# Congrats to Jon Von Der Hayden



## Colin Legg (Mar 1, 2010)

Just noticed that, after long service at this forum, Jon has been promoted to a MrExcel moderator.

Congratulations Jon.


----------



## RoryA (Mar 1, 2010)

Bad time to spell his name wrong then... 
Congrats, Jon!


----------



## Colin Legg (Mar 1, 2010)

rorya said:


> Bad time to spell his name wrong then...
> Congrats, Jon!


LOL! D'oh. That's what 48 hours without sleep, -8 hours of jetlag and a damaged wallet from Las Vegas can do! At least I spelt "Jon" correctly.


----------



## RoryA (Mar 1, 2010)

Hey, we've all got damaged wallets from Vegas, so that's no excuse!


----------



## Domski (Mar 1, 2010)

Congrats Jon!!!

Dom


----------



## VoG (Mar 1, 2010)

Congrats Jon


----------



## Jon von der Heyden (Mar 1, 2010)

Thanks guys 

Actually I volunteered my time, but it's nice to be trusted with the responsibility. 

Edit: Another bonus - Richard can't tinker with my title now.


----------



## Domski (Mar 1, 2010)

I notice you've already made yourself busy adding code tags etc to errant posts, keep up the good work!!!


----------



## Jon von der Heyden (Mar 1, 2010)

Domski said:


> I notice you've already made yourself busy adding code tags etc to errant posts, keep up the good work!!!


 
Code without tags - one of my pet hates!  I even considered indenting it but then I thought better of it.


----------



## RoryA (Mar 1, 2010)

Jon von der Heyden said:


> Richard can't tinker with my title now.



Oo-er, missus.


----------



## Jonmo1 (Mar 1, 2010)

Good job Jon. 

Another fellow H-less Jon.


----------



## Jon von der Heyden (Mar 1, 2010)

Darn it - seems as though I can see all the profile settings but can't actually save changes!  Me and my big mouth!

Thanks Jonmo


----------



## schielrn (Mar 1, 2010)

Jon von der Heyden said:


> Darn it - seems as though I can see all the profile settings but can't actually save changes!  Me and my big mouth!
> 
> Thanks Jonmo


  Love your new title.  Congrats though and thanks for volunteering the time to keep the place in tip top shape.


----------



## Aladin Akyurek (Mar 1, 2010)

He made me notice that...

Congrats Jon


----------



## apgmin (Mar 1, 2010)

Thanks, I have used your help in the forum to other people many times.


----------



## pgc01 (Mar 1, 2010)

Congrats, Jon!
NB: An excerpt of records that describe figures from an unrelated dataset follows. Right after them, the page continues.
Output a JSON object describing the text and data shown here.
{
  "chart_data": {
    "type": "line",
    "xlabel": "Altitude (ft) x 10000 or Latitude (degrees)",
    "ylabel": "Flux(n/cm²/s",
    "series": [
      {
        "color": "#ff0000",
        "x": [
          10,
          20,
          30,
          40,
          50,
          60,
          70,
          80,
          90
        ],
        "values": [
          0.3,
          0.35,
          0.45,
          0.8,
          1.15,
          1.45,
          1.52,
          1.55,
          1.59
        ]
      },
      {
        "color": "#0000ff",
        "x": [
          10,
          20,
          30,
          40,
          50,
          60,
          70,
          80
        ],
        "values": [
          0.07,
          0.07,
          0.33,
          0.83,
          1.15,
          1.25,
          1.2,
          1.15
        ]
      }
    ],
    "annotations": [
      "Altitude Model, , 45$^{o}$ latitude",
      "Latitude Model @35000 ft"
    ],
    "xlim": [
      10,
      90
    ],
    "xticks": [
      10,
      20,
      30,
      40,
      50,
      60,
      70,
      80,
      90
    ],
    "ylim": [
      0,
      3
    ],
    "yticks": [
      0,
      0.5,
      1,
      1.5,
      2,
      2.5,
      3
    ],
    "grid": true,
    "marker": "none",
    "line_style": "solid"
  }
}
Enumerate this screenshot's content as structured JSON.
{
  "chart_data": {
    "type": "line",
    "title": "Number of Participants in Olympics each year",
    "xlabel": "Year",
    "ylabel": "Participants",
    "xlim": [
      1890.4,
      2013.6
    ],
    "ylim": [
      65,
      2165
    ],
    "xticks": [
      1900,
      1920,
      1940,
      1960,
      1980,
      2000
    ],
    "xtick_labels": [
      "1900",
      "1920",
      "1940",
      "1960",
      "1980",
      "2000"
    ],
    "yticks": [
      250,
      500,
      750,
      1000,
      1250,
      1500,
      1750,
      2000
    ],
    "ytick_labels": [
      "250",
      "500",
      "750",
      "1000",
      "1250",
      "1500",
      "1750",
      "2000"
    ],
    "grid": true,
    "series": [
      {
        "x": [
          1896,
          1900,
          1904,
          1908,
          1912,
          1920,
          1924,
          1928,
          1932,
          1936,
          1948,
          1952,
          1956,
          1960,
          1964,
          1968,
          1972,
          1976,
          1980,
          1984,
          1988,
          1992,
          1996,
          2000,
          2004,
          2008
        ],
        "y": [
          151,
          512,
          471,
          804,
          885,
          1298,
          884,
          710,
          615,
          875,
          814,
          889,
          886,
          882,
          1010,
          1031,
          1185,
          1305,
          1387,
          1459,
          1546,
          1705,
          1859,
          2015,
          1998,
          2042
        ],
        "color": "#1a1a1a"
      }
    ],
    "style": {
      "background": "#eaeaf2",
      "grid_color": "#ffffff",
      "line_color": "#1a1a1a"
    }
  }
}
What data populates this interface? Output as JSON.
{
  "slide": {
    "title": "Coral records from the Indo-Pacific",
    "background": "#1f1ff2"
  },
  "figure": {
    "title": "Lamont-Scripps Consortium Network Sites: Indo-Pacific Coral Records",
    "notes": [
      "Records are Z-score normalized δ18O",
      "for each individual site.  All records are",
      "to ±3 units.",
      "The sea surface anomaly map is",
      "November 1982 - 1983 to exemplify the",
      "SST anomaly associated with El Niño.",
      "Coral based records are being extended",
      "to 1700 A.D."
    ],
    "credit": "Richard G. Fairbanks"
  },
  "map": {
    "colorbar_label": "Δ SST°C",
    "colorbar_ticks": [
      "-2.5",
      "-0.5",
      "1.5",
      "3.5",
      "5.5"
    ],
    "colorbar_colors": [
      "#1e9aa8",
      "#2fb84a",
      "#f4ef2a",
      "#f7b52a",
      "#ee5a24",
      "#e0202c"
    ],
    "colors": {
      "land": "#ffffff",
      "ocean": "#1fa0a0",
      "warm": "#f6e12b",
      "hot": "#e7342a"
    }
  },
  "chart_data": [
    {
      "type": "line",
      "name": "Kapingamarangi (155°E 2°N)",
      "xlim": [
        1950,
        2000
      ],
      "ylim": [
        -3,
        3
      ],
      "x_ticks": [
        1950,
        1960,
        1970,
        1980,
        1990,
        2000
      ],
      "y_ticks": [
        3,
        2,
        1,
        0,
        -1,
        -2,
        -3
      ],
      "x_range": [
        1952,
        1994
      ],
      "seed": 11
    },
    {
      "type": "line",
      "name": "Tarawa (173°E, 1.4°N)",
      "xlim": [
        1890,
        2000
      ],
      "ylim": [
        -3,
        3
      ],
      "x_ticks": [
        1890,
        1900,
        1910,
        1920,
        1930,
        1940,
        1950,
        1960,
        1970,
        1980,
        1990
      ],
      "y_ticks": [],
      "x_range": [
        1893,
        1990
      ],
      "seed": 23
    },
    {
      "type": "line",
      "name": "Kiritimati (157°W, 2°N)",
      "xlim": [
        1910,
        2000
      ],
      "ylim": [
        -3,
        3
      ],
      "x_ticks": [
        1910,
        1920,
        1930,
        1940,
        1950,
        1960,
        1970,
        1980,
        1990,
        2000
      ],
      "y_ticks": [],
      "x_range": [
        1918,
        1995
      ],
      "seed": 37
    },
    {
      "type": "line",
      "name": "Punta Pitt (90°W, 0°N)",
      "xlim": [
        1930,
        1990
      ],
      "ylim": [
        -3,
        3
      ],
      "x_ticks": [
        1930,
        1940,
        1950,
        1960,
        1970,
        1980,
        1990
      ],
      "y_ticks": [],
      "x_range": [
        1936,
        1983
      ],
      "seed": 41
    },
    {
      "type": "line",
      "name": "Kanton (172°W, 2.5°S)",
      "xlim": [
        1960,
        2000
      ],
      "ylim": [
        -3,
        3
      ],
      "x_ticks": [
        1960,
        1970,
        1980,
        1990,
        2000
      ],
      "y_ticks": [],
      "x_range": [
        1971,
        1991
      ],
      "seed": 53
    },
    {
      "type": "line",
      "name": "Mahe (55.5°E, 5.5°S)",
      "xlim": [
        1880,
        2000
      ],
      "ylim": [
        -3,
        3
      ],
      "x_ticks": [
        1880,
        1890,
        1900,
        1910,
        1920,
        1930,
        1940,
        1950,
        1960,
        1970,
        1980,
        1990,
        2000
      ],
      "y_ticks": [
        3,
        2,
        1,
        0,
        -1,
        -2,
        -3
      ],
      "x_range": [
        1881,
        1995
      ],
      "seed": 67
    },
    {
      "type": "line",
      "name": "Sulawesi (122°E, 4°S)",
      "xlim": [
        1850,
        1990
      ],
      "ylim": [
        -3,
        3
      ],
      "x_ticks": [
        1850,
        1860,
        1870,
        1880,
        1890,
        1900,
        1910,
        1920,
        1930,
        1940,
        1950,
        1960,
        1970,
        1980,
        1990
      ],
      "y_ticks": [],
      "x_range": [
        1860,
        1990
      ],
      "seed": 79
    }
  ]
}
And thank you, I respect and appreciate the work of the moderators.


----------



## Jon von der Heyden (Mar 2, 2010)

Wow - I'm liking all this appreciation.   Thanks.


----------



## Domski (Mar 2, 2010)

We're only being nice because of the extra power you've been granted.

I couldn't stand you before 

Dom


----------



## Jon von der Heyden (Mar 2, 2010)

Domski said:


> We're only being nice because of the extra power you've been granted.
> 
> I couldn't stand you before
> 
> Dom


 
Right!  How do I ban Dom? 

Actually I think only have partial super powers...  It's like being a super hero without the cape.


----------



## Domski (Mar 2, 2010)

Jon von der Heyden said:


> Actually I think only have partial super powers... It's like being a super hero without the cape.


 
Bet you're still running around with your y-fronts on outside your jeans


----------



## Jaafar Tribak (Mar 2, 2010)

My congratulations to you Jon 

Regards.


----------



## Richard Schollar (Mar 2, 2010)

Domski said:


> Bet you're still running around with your y-fronts on outside your jeans


 
And they're still pink too


----------



## Jon von der Heyden (Mar 2, 2010)

RichardSchollar said:


> And they're still pink too


 
No they aren't!  *Magenta* actually!


----------



## nmuni (Mar 3, 2010)

My Heartiest Congratulations, Jon! You deserve that title indeed :D I wish you the very best! 

take care.
-nimit.


----------



## texasalynn (Mar 3, 2010)

Congrats Jon!  Indeed deserved


----------



## Long Nose (Mar 15, 2010)

Merciful Jon, 

I implore you to use your new powers for good and not evil.  

(Slow Hand wave) "These are not the posters you've been looking for."


----------



## RichardS (Mar 23, 2010)

Long Nose said:


> (Slow Hand wave) "These are not the posters you've been looking for."



Jeez, and Excel geek and a Start Wars freak.


----------



## Domski (Mar 24, 2010)

"The formulas are strong with this one!"


----------



## Aaron.B (Mar 24, 2010)

I tried to stop them, I was like "No wait, you don't understand! It's _Jon_." But they just wouldn't listen


----------